C'était pour se défendre et défendre ses bêtes contre ségue-la-Panthère fourbe et
sans honneur, qui a les yeux d'un maître et l'âme d'un esclave, la démarche d'une femme
et la peau trouble.
C'était aussi, il faut bien le dire, pour accommoder le couscous séché qu'il portait
dans l'outre pendue à son épaule gauche, une cuisse de biche ou d'une tranche
d'antilope, quand il était écuré du lait, frais et mousseux ou caillé et aigre,
de ses bêtes, vaches et brebis.
Malal Poulo le berger, appuyé sur sa lance, debout sur une jambe tel l'Ibis-le-Pèlerin,
le pied droit contre le genou gauche rêvait.
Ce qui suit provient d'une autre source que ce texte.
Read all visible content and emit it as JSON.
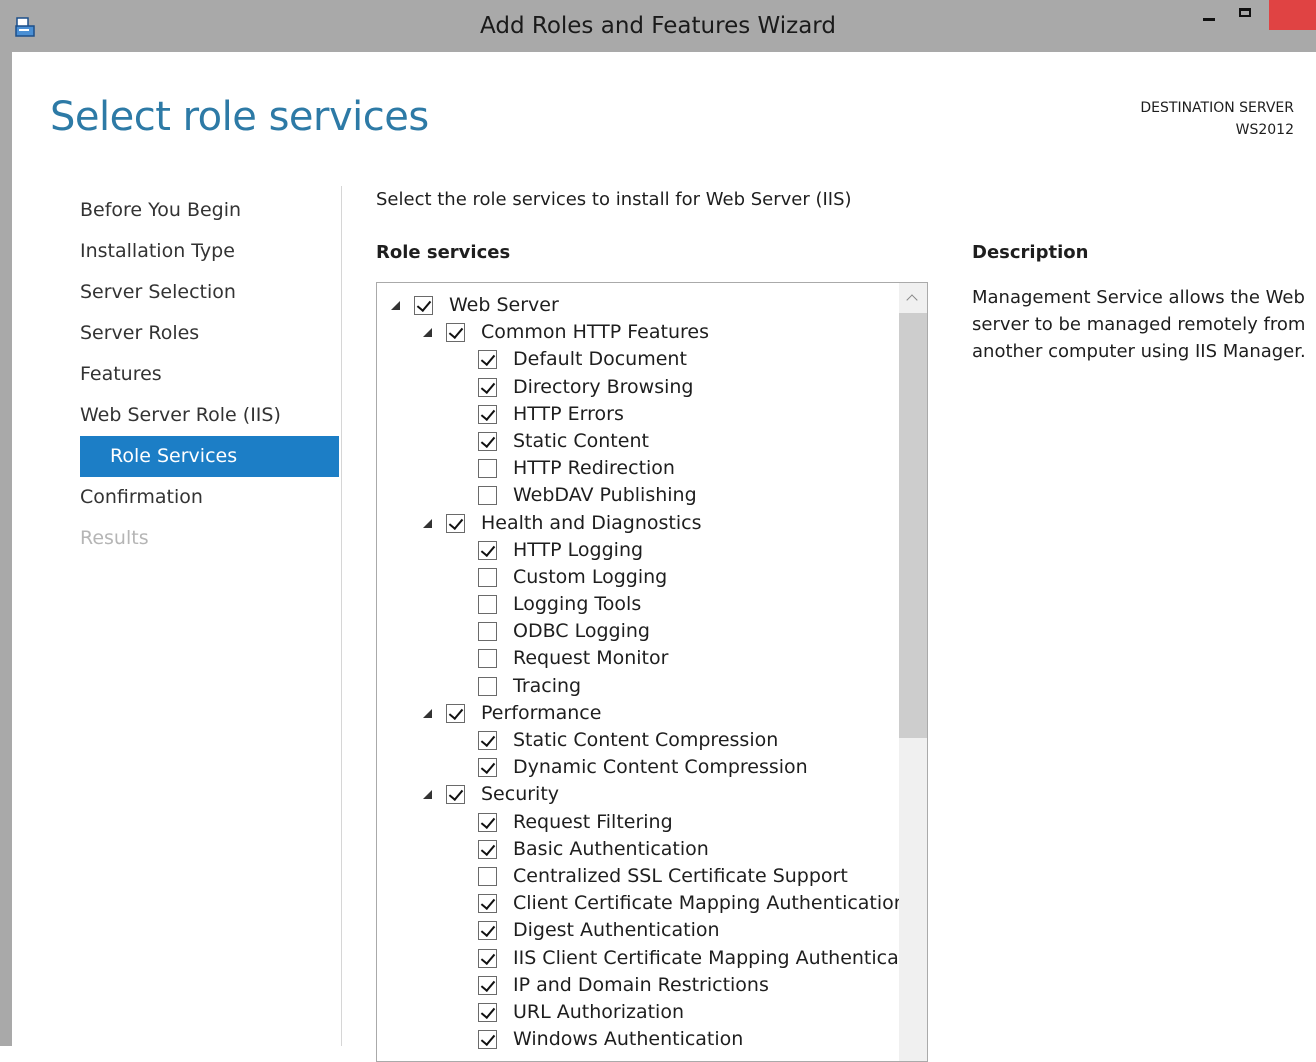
{
  "window": {
    "title": "Add Roles and Features Wizard",
    "accent_color": "#1c7ec6",
    "title_color": "#2d7aa6",
    "close_color": "#e04343"
  },
  "header": {
    "page_title": "Select role services",
    "destination_label": "DESTINATION SERVER",
    "destination_server": "WS2012"
  },
  "nav": {
    "items": [
      {
        "label": "Before You Begin",
        "state": "normal"
      },
      {
        "label": "Installation Type",
        "state": "normal"
      },
      {
        "label": "Server Selection",
        "state": "normal"
      },
      {
        "label": "Server Roles",
        "state": "normal"
      },
      {
        "label": "Features",
        "state": "normal"
      },
      {
        "label": "Web Server Role (IIS)",
        "state": "normal"
      },
      {
        "label": "Role Services",
        "state": "active"
      },
      {
        "label": "Confirmation",
        "state": "normal"
      },
      {
        "label": "Results",
        "state": "disabled"
      }
    ]
  },
  "main": {
    "intro": "Select the role services to install for Web Server (IIS)",
    "role_services_label": "Role services",
    "description_label": "Description",
    "description_text": "Management Service allows the Web server to be managed remotely from another computer using IIS Manager."
  },
  "tree": [
    {
      "label": "Web Server",
      "level": 0,
      "expandable": true,
      "checked": true
    },
    {
      "label": "Common HTTP Features",
      "level": 1,
      "expandable": true,
      "checked": true
    },
    {
      "label": "Default Document",
      "level": 2,
      "expandable": false,
      "checked": true
    },
    {
      "label": "Directory Browsing",
      "level": 2,
      "expandable": false,
      "checked": true
    },
    {
      "label": "HTTP Errors",
      "level": 2,
      "expandable": false,
      "checked": true
    },
    {
      "label": "Static Content",
      "level": 2,
      "expandable": false,
      "checked": true
    },
    {
      "label": "HTTP Redirection",
      "level": 2,
      "expandable": false,
      "checked": false
    },
    {
      "label": "WebDAV Publishing",
      "level": 2,
      "expandable": false,
      "checked": false
    },
    {
      "label": "Health and Diagnostics",
      "level": 1,
      "expandable": true,
      "checked": true
    },
    {
      "label": "HTTP Logging",
      "level": 2,
      "expandable": false,
      "checked": true
    },
    {
      "label": "Custom Logging",
      "level": 2,
      "expandable": false,
      "checked": false
    },
    {
      "label": "Logging Tools",
      "level": 2,
      "expandable": false,
      "checked": false
    },
    {
      "label": "ODBC Logging",
      "level": 2,
      "expandable": false,
      "checked": false
    },
    {
      "label": "Request Monitor",
      "level": 2,
      "expandable": false,
      "checked": false
    },
    {
      "label": "Tracing",
      "level": 2,
      "expandable": false,
      "checked": false
    },
    {
      "label": "Performance",
      "level": 1,
      "expandable": true,
      "checked": true
    },
    {
      "label": "Static Content Compression",
      "level": 2,
      "expandable": false,
      "checked": true
    },
    {
      "label": "Dynamic Content Compression",
      "level": 2,
      "expandable": false,
      "checked": true
    },
    {
      "label": "Security",
      "level": 1,
      "expandable": true,
      "checked": true
    },
    {
      "label": "Request Filtering",
      "level": 2,
      "expandable": false,
      "checked": true
    },
    {
      "label": "Basic Authentication",
      "level": 2,
      "expandable": false,
      "checked": true
    },
    {
      "label": "Centralized SSL Certificate Support",
      "level": 2,
      "expandable": false,
      "checked": false
    },
    {
      "label": "Client Certificate Mapping Authentication",
      "level": 2,
      "expandable": false,
      "checked": true
    },
    {
      "label": "Digest Authentication",
      "level": 2,
      "expandable": false,
      "checked": true
    },
    {
      "label": "IIS Client Certificate Mapping Authenticatic",
      "level": 2,
      "expandable": false,
      "checked": true
    },
    {
      "label": "IP and Domain Restrictions",
      "level": 2,
      "expandable": false,
      "checked": true
    },
    {
      "label": "URL Authorization",
      "level": 2,
      "expandable": false,
      "checked": true
    },
    {
      "label": "Windows Authentication",
      "level": 2,
      "expandable": false,
      "checked": true
    }
  ]
}
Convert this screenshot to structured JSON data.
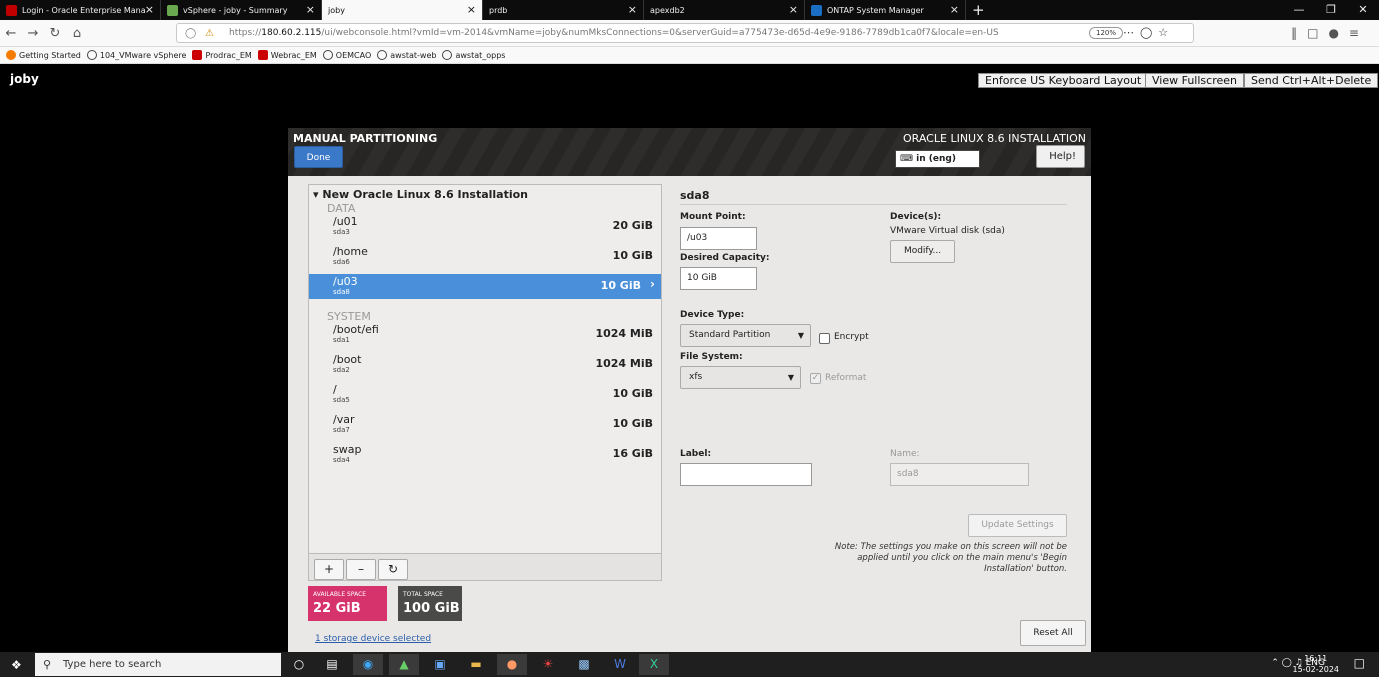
{
  "browser": {
    "tabs": [
      {
        "label": "Login - Oracle Enterprise Mana",
        "icon": "oracle-icon",
        "color": "#c00000"
      },
      {
        "label": "vSphere - joby - Summary",
        "icon": "vsphere-icon",
        "color": "#6aa84f"
      },
      {
        "label": "joby",
        "icon": "",
        "color": ""
      },
      {
        "label": "prdb",
        "icon": "",
        "color": ""
      },
      {
        "label": "apexdb2",
        "icon": "",
        "color": ""
      },
      {
        "label": "ONTAP System Manager",
        "icon": "netapp-icon",
        "color": "#1a6fc4"
      }
    ],
    "active_tab": 2,
    "url_prefix": "https://",
    "url_host": "180.60.2.115",
    "url_path": "/ui/webconsole.html?vmId=vm-2014&vmName=joby&numMksConnections=0&serverGuid=a775473e-d65d-4e9e-9186-7789db1ca0f7&locale=en-US",
    "zoom": "120%",
    "bookmarks": [
      "Getting Started",
      "104_VMware vSphere",
      "Prodrac_EM",
      "Webrac_EM",
      "OEMCAO",
      "awstat-web",
      "awstat_opps"
    ]
  },
  "console": {
    "vm_name": "joby",
    "enforce_label": "Enforce US Keyboard Layout",
    "fullscreen_label": "View Fullscreen",
    "cad_label": "Send Ctrl+Alt+Delete"
  },
  "installer": {
    "title": "MANUAL PARTITIONING",
    "done_label": "Done",
    "right_title": "ORACLE LINUX 8.6 INSTALLATION",
    "keyboard": "in (eng)",
    "help_label": "Help!",
    "group_title": "New Oracle Linux 8.6 Installation",
    "sections": [
      {
        "name": "DATA",
        "mounts": [
          {
            "mount": "/u01",
            "device": "sda3",
            "size": "20 GiB",
            "selected": false
          },
          {
            "mount": "/home",
            "device": "sda6",
            "size": "10 GiB",
            "selected": false
          },
          {
            "mount": "/u03",
            "device": "sda8",
            "size": "10 GiB",
            "selected": true
          }
        ]
      },
      {
        "name": "SYSTEM",
        "mounts": [
          {
            "mount": "/boot/efi",
            "device": "sda1",
            "size": "1024 MiB",
            "selected": false
          },
          {
            "mount": "/boot",
            "device": "sda2",
            "size": "1024 MiB",
            "selected": false
          },
          {
            "mount": "/",
            "device": "sda5",
            "size": "10 GiB",
            "selected": false
          },
          {
            "mount": "/var",
            "device": "sda7",
            "size": "10 GiB",
            "selected": false
          },
          {
            "mount": "swap",
            "device": "sda4",
            "size": "16 GiB",
            "selected": false
          }
        ]
      }
    ],
    "available_label": "AVAILABLE SPACE",
    "available_value": "22 GiB",
    "total_label": "TOTAL SPACE",
    "total_value": "100 GiB",
    "storage_link": "1 storage device selected",
    "reset_label": "Reset All",
    "detail": {
      "title": "sda8",
      "mount_label": "Mount Point:",
      "mount_value": "/u03",
      "capacity_label": "Desired Capacity:",
      "capacity_value": "10 GiB",
      "devices_label": "Device(s):",
      "devices_value": "VMware Virtual disk (sda)",
      "modify_label": "Modify...",
      "device_type_label": "Device Type:",
      "device_type_value": "Standard Partition",
      "encrypt_label": "Encrypt",
      "fs_label": "File System:",
      "fs_value": "xfs",
      "reformat_label": "Reformat",
      "label_label": "Label:",
      "label_value": "",
      "name_label": "Name:",
      "name_value": "sda8",
      "update_label": "Update Settings",
      "note": "Note:  The settings you make on this screen will not be applied until you click on the main menu's 'Begin Installation' button."
    },
    "colors": {
      "available": "#d6336c",
      "total": "#4a4a48",
      "selected": "#4a8fd9",
      "done": "#3a79c7"
    }
  },
  "taskbar": {
    "search_placeholder": "Type here to search",
    "tray_lang": "ENG",
    "time": "16:11",
    "date": "15-02-2024"
  }
}
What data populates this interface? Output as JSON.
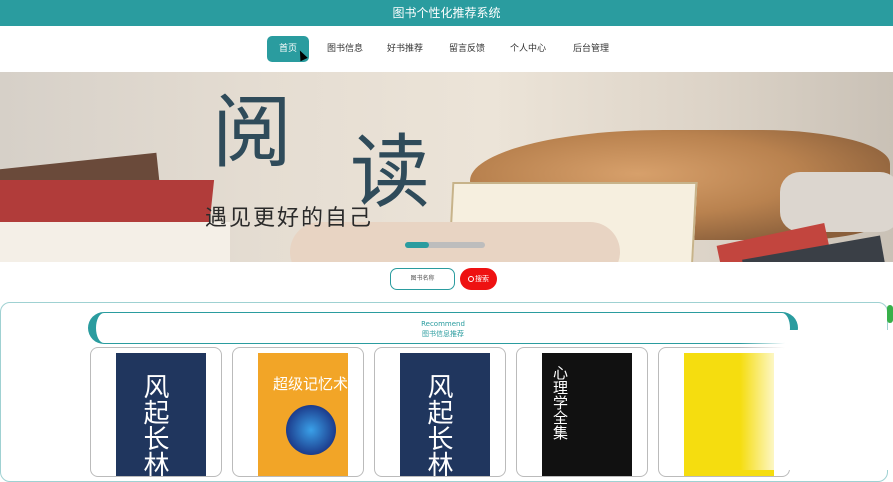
{
  "app": {
    "title": "图书个性化推荐系统"
  },
  "nav": {
    "items": [
      {
        "label": "首页",
        "active": true
      },
      {
        "label": "图书信息",
        "active": false
      },
      {
        "label": "好书推荐",
        "active": false
      },
      {
        "label": "留言反馈",
        "active": false
      },
      {
        "label": "个人中心",
        "active": false
      },
      {
        "label": "后台管理",
        "active": false
      }
    ]
  },
  "banner": {
    "char1": "阅",
    "char2": "读",
    "slogan": "遇见更好的自己"
  },
  "search": {
    "placeholder": "图书名称",
    "button_label": "搜索"
  },
  "recommend": {
    "title_en": "Recommend",
    "title_cn": "图书信息推荐"
  },
  "books": [
    {
      "cover_text": "风起长林",
      "cover_color": "#20365e"
    },
    {
      "cover_text": "超级记忆术",
      "cover_color": "#f2a527"
    },
    {
      "cover_text": "风起长林",
      "cover_color": "#20365e"
    },
    {
      "cover_text": "心理学全集",
      "cover_color": "#111111"
    },
    {
      "cover_text": "",
      "cover_color": "#f5dd0f"
    }
  ],
  "colors": {
    "accent": "#2a9c9f",
    "search_button": "#ee1111"
  }
}
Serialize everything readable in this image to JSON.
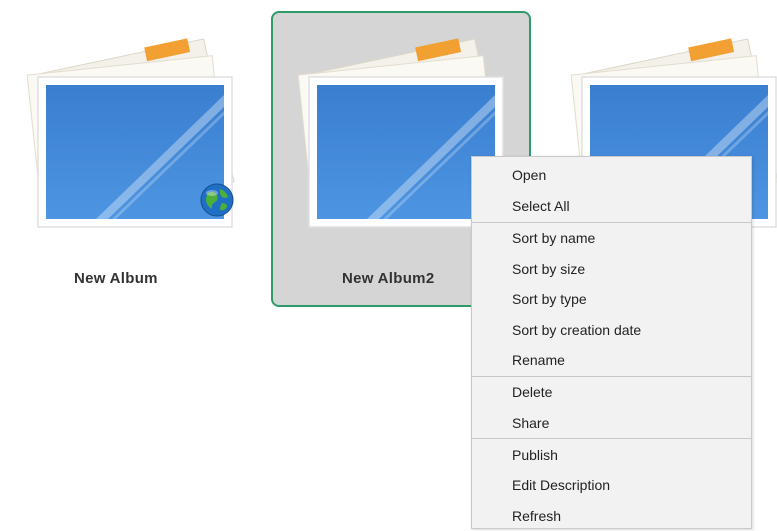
{
  "albums": [
    {
      "label": "New Album",
      "shared": true,
      "selected": false
    },
    {
      "label": "New Album2",
      "shared": false,
      "selected": true
    },
    {
      "label": "",
      "shared": false,
      "selected": false
    }
  ],
  "context_menu": {
    "items": [
      {
        "label": "Open"
      },
      {
        "label": "Select All"
      },
      {
        "label": "Sort by name"
      },
      {
        "label": "Sort by size"
      },
      {
        "label": "Sort by type"
      },
      {
        "label": "Sort by creation date"
      },
      {
        "label": "Rename"
      },
      {
        "label": "Delete"
      },
      {
        "label": "Share"
      },
      {
        "label": "Publish"
      },
      {
        "label": "Edit Description"
      },
      {
        "label": "Refresh"
      }
    ]
  },
  "icons": {
    "album": "photo-stack-icon",
    "shared_badge": "globe-icon"
  },
  "colors": {
    "selection_border": "#2f9a6a",
    "selection_bg": "#d5d5d5",
    "photo_blue": "#3f86d6",
    "accent_orange": "#f2a031",
    "menu_bg": "#f2f2f2"
  }
}
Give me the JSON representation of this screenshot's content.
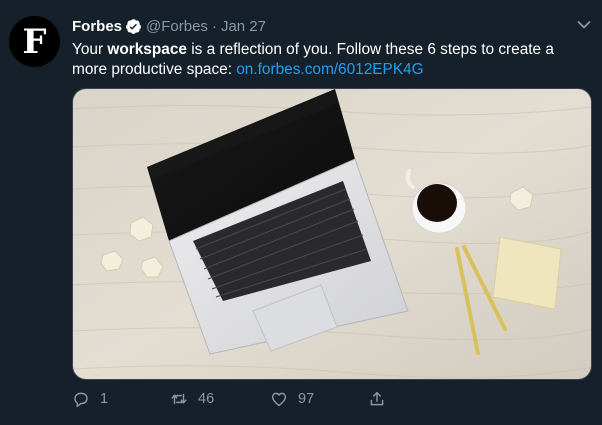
{
  "tweet": {
    "avatar_letter": "F",
    "display_name": "Forbes",
    "handle": "@Forbes",
    "separator": "·",
    "date": "Jan 27",
    "text_before": "Your ",
    "text_bold": "workspace",
    "text_after": " is a reflection of you. Follow these 6 steps to create a more productive space: ",
    "link": "on.forbes.com/6012EPK4G",
    "media_alt": "",
    "actions": {
      "reply_count": "1",
      "retweet_count": "46",
      "like_count": "97",
      "share_count": ""
    }
  },
  "colors": {
    "background": "#15202b",
    "text_secondary": "#8899a6",
    "link": "#1da1f2",
    "verified": "#ffffff"
  },
  "icons": [
    "verified-badge-icon",
    "chevron-down-icon",
    "reply-icon",
    "retweet-icon",
    "like-icon",
    "share-icon"
  ]
}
Il pensait peut-être à ses ancêtres à
peau blanche venus depuis le pays du soleil levant jusqu'au Termiss, jusqu'au Touat,
jusqu'au Macina, jusqu'au Fouta du temps où le Ferlo si dénudé était alors couvert
d'arbres et d'herbes. il pensait peut-être à ses ancêtres noirs comme du charbon, venus
de plus loin encore et descendus plus bas vers la mer. Peut-être rêvait-il à d'immenses
troupeaux descendant boire vers le grand fleuve... 11 rêvait lorsque vint à passer Bouki
l'Hyène qui, sans doute parce qu'aucune carcasse n'avait jalonné ce jour-là les traces
du troupeau, se montra polie et salua fort congrûment et demanda
- Pourquoi dors-tu debout sur un pied, Malal ? As-tu besoin de ce long bâton pour
t'appuyer . Que ne t'étends-tu tout bonnement sur le sable ? Tu serais mieux que sur ce
lit si mince !
- Ce n'est pas un lit, c'est une lance.
- Une lance? Qu'est-ce qu'une lance'? À quoi cela peut-il servir?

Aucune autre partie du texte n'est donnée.